Tiny Chip Tests Blood Quality in 2 Minutes
Scientists created a dime-sized device that checks if donated blood is still safe to use, potentially saving lives by catching weak blood before transfusion. The chip uses sound waves to stress-test red blood cells through a smartphone.
Every year, millions donate blood to save lives, but hospitals face a hidden problem: not all stored blood ages the same way.
Researchers at the University of Colorado Boulder and Anschutz just invented a solution that could revolutionize blood safety. They created a tiny chip, the size of a dime, that plugs into a smartphone and tests blood quality in just two minutes.
Here's why this matters. Donated red blood cells can be refrigerated for up to 42 days, but they don't all stay healthy that long. Some blood weakens faster depending on the donor's age, metabolism, and lifestyle. Hospitals currently lack quick, affordable ways to catch this before transfusion.
The new device works like a stress test for blood cells. A drop of blood goes on the chip, which generates acoustic waves that vibrate and heat the cells until they break. Healthy cells withstand more stress. Weak cells fail faster.
Associate Professor Xiaoyun Ding explained the vision: "It could use your phone's camera and an app to read out the results in just two minutes."

During testing, the team tracked blood from multiple donors over the full 42-day storage period. The results revealed dramatic differences. Some donor blood lost quality well before the expiration date, while other samples stayed strong longer.
The acoustic vibration proved essential.
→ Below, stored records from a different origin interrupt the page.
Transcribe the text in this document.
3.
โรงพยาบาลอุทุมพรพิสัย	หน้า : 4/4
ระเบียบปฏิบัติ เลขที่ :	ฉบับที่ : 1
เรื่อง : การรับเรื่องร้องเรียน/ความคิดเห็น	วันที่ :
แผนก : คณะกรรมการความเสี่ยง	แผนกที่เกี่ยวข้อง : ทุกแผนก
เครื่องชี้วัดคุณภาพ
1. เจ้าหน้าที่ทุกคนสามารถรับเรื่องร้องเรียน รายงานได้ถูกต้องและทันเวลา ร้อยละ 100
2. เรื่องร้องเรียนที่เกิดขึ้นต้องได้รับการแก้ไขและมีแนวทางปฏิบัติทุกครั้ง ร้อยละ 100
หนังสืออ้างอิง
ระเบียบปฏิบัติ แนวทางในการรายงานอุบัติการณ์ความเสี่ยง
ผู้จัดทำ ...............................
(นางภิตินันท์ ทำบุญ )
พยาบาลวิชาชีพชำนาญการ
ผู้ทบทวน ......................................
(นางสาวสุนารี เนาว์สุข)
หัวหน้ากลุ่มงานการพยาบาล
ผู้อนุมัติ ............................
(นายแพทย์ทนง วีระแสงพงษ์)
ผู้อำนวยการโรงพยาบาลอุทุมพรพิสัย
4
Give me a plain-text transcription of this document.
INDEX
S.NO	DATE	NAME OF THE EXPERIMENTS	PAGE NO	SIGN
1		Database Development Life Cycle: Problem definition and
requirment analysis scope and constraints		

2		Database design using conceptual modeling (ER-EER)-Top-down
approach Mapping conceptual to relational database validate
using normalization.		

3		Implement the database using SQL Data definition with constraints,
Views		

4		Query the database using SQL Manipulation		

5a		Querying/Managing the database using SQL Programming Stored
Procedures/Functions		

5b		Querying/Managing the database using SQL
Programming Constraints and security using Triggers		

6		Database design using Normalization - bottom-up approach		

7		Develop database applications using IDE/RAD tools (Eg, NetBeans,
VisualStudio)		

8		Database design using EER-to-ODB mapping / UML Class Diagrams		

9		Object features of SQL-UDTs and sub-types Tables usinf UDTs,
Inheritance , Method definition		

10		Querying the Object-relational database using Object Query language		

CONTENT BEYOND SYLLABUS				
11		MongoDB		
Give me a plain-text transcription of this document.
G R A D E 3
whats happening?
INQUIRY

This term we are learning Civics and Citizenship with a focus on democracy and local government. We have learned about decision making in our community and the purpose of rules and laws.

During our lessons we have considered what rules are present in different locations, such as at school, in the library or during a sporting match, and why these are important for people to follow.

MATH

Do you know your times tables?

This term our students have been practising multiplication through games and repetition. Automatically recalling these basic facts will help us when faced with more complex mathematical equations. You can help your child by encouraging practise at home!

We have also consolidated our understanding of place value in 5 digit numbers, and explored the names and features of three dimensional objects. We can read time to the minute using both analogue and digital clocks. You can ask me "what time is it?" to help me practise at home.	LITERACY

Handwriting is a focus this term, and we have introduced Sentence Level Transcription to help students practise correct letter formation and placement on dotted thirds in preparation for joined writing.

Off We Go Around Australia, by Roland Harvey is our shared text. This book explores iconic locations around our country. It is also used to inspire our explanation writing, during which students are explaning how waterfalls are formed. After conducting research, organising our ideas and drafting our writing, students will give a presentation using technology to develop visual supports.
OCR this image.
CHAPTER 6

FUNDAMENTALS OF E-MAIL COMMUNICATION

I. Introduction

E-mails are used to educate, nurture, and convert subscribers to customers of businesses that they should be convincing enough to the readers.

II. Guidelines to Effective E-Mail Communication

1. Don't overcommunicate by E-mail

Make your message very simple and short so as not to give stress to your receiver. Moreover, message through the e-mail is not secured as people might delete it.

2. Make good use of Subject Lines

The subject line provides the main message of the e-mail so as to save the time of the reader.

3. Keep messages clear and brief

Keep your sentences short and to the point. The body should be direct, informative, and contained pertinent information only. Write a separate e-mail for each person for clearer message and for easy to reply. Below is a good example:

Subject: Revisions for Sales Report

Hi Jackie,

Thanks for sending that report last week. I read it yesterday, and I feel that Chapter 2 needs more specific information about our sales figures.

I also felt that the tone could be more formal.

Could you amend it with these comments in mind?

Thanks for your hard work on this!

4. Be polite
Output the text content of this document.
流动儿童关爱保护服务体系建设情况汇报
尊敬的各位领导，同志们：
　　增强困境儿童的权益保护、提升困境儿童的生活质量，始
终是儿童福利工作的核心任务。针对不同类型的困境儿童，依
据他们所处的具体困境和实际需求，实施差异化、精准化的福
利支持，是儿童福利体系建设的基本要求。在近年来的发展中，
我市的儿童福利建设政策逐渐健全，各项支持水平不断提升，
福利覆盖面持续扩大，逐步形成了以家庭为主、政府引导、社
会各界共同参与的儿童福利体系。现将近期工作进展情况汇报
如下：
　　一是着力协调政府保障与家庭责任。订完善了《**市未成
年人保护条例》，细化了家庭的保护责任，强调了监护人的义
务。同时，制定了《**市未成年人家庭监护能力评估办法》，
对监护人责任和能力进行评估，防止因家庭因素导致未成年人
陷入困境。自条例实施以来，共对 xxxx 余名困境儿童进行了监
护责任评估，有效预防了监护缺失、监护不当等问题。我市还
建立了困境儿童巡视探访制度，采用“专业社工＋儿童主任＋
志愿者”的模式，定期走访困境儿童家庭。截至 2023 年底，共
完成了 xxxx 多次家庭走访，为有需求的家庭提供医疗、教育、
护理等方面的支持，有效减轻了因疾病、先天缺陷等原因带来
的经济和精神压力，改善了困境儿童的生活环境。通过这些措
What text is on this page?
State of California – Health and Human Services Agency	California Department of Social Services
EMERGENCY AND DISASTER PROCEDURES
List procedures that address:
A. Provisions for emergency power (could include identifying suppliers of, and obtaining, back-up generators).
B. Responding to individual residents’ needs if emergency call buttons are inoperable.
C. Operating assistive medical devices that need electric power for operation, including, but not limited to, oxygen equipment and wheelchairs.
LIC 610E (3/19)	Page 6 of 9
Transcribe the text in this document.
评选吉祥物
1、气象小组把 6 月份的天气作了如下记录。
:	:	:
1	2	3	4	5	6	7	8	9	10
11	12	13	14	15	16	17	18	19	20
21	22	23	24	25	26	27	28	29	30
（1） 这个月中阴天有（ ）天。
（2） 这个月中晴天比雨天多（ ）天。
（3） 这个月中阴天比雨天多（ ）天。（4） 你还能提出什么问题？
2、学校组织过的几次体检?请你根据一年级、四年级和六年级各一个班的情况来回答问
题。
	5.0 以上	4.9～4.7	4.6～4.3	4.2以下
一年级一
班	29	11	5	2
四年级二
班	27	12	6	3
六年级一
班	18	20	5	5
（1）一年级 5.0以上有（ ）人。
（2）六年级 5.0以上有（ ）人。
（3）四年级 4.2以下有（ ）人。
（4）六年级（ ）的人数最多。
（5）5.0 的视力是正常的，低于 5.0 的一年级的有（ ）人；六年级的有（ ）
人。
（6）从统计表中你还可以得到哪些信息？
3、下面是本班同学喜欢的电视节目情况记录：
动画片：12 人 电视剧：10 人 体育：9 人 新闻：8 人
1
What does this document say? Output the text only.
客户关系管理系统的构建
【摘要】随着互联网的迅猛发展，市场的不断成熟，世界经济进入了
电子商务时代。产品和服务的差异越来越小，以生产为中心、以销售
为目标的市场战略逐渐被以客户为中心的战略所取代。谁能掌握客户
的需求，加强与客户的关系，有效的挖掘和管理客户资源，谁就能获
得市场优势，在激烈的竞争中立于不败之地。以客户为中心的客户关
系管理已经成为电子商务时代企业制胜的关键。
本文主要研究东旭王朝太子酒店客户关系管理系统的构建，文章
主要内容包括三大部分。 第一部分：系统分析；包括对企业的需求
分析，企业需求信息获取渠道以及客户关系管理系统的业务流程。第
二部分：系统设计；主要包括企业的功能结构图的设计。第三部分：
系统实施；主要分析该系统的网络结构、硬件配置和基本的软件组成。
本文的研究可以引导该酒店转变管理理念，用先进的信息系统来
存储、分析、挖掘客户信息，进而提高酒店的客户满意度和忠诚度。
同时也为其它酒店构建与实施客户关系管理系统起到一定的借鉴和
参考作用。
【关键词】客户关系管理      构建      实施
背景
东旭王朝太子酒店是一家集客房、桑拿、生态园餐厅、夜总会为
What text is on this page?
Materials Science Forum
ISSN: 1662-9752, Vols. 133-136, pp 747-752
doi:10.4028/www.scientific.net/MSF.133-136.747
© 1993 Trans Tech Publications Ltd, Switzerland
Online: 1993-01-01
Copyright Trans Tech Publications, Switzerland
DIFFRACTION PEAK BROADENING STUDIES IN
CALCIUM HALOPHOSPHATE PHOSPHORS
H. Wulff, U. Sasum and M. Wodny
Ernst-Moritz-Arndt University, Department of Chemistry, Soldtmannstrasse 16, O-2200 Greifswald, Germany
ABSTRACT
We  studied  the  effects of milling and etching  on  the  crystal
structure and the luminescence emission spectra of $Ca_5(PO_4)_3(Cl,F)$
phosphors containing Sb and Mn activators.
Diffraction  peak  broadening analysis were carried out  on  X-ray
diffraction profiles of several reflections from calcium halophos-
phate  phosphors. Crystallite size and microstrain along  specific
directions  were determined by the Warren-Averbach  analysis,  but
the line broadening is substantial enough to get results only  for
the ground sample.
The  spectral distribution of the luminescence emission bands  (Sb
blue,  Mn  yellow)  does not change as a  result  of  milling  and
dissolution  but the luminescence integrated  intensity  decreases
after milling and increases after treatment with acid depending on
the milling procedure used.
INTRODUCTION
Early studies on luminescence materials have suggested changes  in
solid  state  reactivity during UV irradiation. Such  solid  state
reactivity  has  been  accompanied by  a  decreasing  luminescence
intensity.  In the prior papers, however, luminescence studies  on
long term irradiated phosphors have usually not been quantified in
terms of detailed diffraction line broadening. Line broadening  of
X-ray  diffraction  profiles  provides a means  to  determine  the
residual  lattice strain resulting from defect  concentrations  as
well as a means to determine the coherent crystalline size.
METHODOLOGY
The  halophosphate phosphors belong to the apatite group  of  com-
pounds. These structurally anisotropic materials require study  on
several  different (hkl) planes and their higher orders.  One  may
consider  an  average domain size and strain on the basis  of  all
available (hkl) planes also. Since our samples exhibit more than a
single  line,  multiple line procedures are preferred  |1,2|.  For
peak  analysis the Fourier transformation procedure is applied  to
When researchers tried using heat alone, they couldn't detect the donor-specific differences that make this technology valuable.
Why This Inspires
This invention puts precision where it matters most: at the patient's bedside. Instead of relying on expiration dates alone, hospitals could soon test every blood unit before transfusion.
The technology opens doors beyond blood storage too. Doctors could use the same approach to check protein levels or measure other vital blood factors. Patients receiving transfusions could get stronger, fresher blood matched to their specific needs.
The research team is working toward widespread hospital adoption, turning a complex laboratory process into something as simple as checking your phone.
Better blood testing means better patient outcomes, fewer wasted donations, and lives saved through smarter science.